Mariner is unusually aware of the gig life. For decades he was a gig worker – a systems consultant for operating system conversions. Except for an active market, his first gig could have been his last.
Specialized, in demand gig workers make decent salaries often well above the standard wage in their profession. On the other hand, their job security is short-lived and typical benefits are not available. Mariner has witnessed countless times when gig workers were required to take residence in the government jurisdiction that held their contract. They would sell their homes, move family, and adjust to new standards of living – only to be terminated months later when the winds of corporate finances changed.

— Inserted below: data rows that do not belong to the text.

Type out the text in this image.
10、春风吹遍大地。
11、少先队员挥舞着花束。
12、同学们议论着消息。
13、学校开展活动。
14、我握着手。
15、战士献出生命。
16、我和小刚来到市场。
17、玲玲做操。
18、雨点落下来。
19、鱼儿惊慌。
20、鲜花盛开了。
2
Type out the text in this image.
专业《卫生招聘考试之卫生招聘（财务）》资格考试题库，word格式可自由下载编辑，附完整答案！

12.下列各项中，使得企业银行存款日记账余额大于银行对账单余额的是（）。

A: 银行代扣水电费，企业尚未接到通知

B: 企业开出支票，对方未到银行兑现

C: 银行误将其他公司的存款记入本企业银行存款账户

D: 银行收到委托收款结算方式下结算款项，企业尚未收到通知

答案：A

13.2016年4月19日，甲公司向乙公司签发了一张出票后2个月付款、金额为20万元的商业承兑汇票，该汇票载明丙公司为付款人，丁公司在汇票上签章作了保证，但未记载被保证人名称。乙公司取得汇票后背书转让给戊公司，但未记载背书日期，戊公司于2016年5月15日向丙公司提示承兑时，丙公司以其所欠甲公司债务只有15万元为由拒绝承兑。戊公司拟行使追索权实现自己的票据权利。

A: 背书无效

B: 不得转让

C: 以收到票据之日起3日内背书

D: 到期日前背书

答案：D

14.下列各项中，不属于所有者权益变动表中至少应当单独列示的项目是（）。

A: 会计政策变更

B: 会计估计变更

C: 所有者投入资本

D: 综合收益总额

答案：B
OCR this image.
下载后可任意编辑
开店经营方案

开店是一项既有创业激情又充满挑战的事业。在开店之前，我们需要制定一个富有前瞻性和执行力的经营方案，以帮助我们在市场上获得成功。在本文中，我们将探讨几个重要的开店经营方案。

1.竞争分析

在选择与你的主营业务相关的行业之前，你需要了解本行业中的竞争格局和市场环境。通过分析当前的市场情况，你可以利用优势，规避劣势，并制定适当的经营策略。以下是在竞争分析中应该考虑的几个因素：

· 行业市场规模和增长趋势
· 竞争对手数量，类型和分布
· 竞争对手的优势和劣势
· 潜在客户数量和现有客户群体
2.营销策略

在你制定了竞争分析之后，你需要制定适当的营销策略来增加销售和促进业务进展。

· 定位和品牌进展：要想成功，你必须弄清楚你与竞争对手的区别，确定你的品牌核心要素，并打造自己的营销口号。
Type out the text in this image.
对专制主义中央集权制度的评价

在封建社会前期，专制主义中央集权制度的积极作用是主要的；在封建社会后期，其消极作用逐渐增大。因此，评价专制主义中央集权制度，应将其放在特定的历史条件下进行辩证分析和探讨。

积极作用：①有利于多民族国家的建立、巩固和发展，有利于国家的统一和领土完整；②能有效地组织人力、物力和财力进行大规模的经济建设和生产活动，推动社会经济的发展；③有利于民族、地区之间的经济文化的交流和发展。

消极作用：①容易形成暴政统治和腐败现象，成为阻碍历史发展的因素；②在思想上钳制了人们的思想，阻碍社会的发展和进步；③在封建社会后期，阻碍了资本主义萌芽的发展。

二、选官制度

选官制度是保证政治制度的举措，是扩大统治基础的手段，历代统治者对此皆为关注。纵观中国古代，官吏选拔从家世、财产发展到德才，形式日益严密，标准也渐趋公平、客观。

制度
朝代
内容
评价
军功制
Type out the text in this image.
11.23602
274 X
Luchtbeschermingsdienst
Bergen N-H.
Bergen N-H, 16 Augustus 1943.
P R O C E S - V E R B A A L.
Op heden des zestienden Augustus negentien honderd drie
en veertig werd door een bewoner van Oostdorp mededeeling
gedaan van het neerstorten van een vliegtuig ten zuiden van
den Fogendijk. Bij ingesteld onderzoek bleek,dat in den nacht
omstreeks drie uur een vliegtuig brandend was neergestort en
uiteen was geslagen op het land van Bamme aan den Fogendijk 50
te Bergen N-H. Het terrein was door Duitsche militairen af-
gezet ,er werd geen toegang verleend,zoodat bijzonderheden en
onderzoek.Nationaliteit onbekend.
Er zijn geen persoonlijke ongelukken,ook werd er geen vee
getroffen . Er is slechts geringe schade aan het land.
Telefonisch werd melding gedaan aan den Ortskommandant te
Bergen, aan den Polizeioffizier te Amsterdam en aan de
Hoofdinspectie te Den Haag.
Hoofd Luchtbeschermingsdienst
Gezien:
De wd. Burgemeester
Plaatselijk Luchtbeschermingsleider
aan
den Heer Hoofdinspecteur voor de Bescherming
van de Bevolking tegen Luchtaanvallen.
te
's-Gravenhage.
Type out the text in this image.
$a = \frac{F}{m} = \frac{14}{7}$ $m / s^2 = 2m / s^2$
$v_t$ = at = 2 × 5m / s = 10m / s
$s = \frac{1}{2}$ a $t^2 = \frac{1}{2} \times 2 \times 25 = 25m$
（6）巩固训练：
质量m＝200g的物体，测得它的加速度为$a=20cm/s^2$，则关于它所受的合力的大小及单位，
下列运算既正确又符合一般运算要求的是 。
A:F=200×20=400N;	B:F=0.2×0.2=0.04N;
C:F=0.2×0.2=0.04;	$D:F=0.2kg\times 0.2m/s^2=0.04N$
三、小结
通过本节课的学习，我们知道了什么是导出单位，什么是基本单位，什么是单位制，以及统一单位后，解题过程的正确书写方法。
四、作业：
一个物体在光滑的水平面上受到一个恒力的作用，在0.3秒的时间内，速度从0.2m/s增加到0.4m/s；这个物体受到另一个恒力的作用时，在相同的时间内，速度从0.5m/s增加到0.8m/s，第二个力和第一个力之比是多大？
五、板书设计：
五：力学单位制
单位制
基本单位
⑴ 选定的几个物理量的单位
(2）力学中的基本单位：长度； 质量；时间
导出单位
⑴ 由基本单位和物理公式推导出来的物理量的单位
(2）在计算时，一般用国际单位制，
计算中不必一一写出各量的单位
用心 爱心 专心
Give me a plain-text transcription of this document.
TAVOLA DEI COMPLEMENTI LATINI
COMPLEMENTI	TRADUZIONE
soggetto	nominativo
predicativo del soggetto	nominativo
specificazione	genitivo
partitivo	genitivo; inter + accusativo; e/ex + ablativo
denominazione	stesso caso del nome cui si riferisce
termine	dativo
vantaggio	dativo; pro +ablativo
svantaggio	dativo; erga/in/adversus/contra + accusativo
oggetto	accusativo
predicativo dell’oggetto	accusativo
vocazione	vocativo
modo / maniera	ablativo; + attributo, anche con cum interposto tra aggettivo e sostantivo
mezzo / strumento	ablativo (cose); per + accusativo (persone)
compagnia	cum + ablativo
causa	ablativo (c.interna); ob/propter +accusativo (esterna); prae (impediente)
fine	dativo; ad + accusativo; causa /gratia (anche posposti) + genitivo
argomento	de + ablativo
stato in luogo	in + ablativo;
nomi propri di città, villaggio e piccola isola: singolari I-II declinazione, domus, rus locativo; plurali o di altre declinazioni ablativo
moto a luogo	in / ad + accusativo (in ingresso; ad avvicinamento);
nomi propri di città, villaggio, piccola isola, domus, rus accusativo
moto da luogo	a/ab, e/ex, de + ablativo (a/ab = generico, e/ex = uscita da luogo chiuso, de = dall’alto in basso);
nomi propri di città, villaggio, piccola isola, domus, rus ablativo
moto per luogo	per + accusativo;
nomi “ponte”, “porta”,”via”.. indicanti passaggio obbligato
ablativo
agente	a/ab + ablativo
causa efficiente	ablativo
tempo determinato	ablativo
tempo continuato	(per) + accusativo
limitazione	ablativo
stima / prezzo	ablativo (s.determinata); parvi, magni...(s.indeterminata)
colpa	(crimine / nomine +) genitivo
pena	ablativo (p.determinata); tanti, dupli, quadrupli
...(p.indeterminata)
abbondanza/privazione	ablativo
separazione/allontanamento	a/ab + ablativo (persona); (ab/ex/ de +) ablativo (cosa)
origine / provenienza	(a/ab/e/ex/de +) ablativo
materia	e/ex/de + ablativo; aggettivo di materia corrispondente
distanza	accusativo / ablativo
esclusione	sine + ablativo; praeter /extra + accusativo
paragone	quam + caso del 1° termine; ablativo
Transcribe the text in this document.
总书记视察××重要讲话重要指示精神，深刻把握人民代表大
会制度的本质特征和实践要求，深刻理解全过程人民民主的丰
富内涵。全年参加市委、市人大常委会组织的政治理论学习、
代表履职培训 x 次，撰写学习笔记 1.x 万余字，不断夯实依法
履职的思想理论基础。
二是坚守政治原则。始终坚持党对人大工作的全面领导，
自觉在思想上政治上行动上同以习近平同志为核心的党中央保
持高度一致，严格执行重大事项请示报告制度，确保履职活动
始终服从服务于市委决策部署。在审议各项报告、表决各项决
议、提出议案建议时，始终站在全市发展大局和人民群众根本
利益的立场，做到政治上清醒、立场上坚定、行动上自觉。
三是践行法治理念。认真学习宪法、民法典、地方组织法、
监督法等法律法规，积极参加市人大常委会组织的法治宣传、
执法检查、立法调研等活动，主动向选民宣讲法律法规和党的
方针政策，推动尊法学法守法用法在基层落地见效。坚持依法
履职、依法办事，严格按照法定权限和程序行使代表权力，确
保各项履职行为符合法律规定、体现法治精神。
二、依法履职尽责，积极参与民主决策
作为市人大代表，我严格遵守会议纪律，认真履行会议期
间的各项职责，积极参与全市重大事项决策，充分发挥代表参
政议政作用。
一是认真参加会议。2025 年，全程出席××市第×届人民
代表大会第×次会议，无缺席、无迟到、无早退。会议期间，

A chimera gig worker is a worker who may appear to be normally employed, receive benefits and draw a standard paycheck. However, this worker is still a gig worker in that they are used sporadically, do not have union rights, and have no guarantee of being called to work. A substitute teacher (associate) is a common example.
For a creative person or one with exceptional skills or education, gig work can be an entertaining, well paid career. However, in times of economic uncertainty or great cultural shift, gig workers are the first to be dismissed.
The nation is in the midst of historic cultural and economic change. Gig workers may be the heroes who help adjust to the change but they also are the most expendable. There is no doubt that restructuring the job market in anticipation of artificial intelligence will take an unusually large gig force – temporarily. There needs to be a special unemployment structure for gig workers.